وَلَقَدْ (Ve Lekad) : Have, We have (Ben)

خَلَق (Halaka) : Hazırlamak, oluşturmak, (create)

سل (SL) : Hücre, Hücreli, (Cell)

سلَالَة  من  (Min Sulaletin) : Gerinme, Gerinim, Hanedan, Torunları

سلَالَة (Sulaletin) : Zorlanma, Gerinim, Süzün, Süzgeçten, Cins, Tür

طِينٍ : (Tin) : Kil, Toprak, Çamur, Kerpiç

 

Biz insanı gerinmiş hücreli topraktan oluşturduk.

 

Ayette geçen “Sulaletin” kelimesine dikkat edilmesi gerekir.  Bu kelimenin çok ilginç manası vardır. Bu kelime bir gerinim, direnç, (veya yarı iletken) ifade ederken aynı zamanda hücreselliği de ifade eder. Bununla da yetinmez bir sürekliliği de ifade eder. Aynı zamada bir cinsi veya türü de ifade etmektedir.
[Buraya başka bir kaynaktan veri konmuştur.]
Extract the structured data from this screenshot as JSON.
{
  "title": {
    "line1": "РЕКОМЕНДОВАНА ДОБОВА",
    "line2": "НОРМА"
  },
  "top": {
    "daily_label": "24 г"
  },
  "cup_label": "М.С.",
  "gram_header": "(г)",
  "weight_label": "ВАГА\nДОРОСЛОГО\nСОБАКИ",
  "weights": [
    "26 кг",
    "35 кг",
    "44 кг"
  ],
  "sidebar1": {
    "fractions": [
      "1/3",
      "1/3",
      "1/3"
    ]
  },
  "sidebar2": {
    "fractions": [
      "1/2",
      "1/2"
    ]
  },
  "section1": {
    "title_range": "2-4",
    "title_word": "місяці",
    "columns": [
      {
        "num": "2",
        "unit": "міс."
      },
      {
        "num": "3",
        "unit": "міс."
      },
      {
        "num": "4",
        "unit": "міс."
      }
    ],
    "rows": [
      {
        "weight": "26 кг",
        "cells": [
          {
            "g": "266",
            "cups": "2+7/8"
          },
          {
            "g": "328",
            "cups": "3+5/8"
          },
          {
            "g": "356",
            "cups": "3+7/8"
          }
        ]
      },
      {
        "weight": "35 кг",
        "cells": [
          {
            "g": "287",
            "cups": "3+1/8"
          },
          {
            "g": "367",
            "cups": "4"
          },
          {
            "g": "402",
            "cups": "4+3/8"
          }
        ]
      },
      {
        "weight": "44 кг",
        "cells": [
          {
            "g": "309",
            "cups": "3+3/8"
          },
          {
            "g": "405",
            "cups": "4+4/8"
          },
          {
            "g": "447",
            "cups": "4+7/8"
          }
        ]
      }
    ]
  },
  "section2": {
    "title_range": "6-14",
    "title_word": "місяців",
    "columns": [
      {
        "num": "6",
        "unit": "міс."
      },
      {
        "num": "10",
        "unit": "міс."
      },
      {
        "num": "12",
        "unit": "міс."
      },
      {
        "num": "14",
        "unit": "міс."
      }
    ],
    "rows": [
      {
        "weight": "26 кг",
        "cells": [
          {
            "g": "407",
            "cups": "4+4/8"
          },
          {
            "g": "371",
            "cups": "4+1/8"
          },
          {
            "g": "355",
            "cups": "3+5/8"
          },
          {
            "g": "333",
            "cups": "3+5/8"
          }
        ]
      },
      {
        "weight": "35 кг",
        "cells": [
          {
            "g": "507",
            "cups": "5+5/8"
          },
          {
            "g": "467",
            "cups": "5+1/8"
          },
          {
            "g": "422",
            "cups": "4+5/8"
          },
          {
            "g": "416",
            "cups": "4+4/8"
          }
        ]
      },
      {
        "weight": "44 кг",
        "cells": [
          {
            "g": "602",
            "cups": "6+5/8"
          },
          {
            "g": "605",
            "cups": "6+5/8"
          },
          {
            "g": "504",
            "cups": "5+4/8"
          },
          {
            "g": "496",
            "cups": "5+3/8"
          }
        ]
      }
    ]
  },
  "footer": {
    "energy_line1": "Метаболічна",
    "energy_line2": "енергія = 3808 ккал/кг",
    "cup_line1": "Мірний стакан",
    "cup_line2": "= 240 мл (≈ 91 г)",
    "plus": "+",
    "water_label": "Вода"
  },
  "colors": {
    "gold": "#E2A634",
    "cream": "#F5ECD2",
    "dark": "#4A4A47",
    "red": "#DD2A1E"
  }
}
Yani, “hücresel gerinimli, süreğen bir tür” ifade edilmektedir. Bunun da yapıldığı madde topraktır.

 

Demek ki, İnsan, bir beden varlığı değil, bir processor olarak oluşturuldu. Nerden? Topraktan, gerinmiş bir topraktan.

 

Bugün mikroprocessorlerin işlevini bilmeyen yoktur. Ancak bu processorlerin yapılışını kimse merak etmez sanırım. Bu aygıtlar kumdan (topraktan) saf hale getirilmiş silikondan üretilir.  Kum, %25'i oranında silikon içerir. Silikon oksijenden sonra yerkürenin kabuğunda en çok bulunan elementtir. Kum, özellikle de kuvars (quartz) içeriğinde silikon dioksit (SiO2) halinde bol miktarda silikon içerir ve yarı iletken üretimi için vazgeçilmez bir malzemedir. Silikon ayrıştırılarak yeterli saflığa ulaştırılır. Öyle ki her bir milyon silikon atomu içerisinde bir tane yabancı atom bulunur. Yani % 99.99 saflığa ulaşmış bir kütle elde edilir. Bu kütle daha sonra plakalar halinde kesilir. Yine karmaşık işlemlerle yüzeyi kaplanarak iyon bombardımanına tabi tutulur ve bakırsülfat ile birleştirilerek hücresel trasistörler oluşturulur.  Bu yonga levhalar yarı iletken katmanlı bir tarsistör haline dönüşmüş olur.  Aslında dünya üzerinde üretilmekte olan en karmaşık şeydir mikroişlemciler.

 

Böylece kum, bilgi işleyebilen, daha açık bir ifade ile “sanal akıl” haline dönüştürülmüş olur. Üzerine yüklü bulunan program ve yararlandığı programlar sayesinde enerji kaynağına bağlı olduğu sürece akleder ve görevini yapar. Bu insanın yaptığı bir insandır aslında. Daha açık bir ifade ile, ayetin ifade ettiği “insan” bir mikroişlemci gibidir.

 

“Summe cealnâhu nutfeten fî karârin mekîn” (mü’minun 13)

 

جَعَل (Caele) : Dönüştürmek, yapmak

نطف (nutfe) : Sperm, organizma

قرار (karar) : kararlı, yerleşik

مكِين (mekin) : sağlam, güçlü, Can, (enable, allowed – etkinleştirilmiş, izin verilmiş)

 

Sonra kararlı bir organizmaya (hücreye) dönüştürerek etkinleştirdik

 

Yarı iletken mikroprocessor oluştuktan sonra bunun çalışmasını sağlayan sisteme ihtiyaç vardır. Besleneceği bir enerji kaynağına ve daha da önemlisi bir yazılıma ihtiyaç vardır. Mikroprocessörler o kadar küçüktür ki, bir hücre gibidir, ve aslında yonga levhalar üretilirken bir plaka olarak birden çok processor olarak üretilir ve sonra bölünerek ayrı ayrı kullanılır. Bir hücre düşünebiliyor, akledebiliyor olması yeterli değildir.

 

“Ellezî ahsene kulle şey’in halakahu ve bedee halkal insâni min tîn” (Secde 7)

 

…….İnsanı oluşturmaya topraktan başladı

 

“Summe ceale neslehu min sulâletin min mâin mehîn” (secde 8)

 

نَسْلَهُ (neslehu) : Onun soyundan (sonra gelenler)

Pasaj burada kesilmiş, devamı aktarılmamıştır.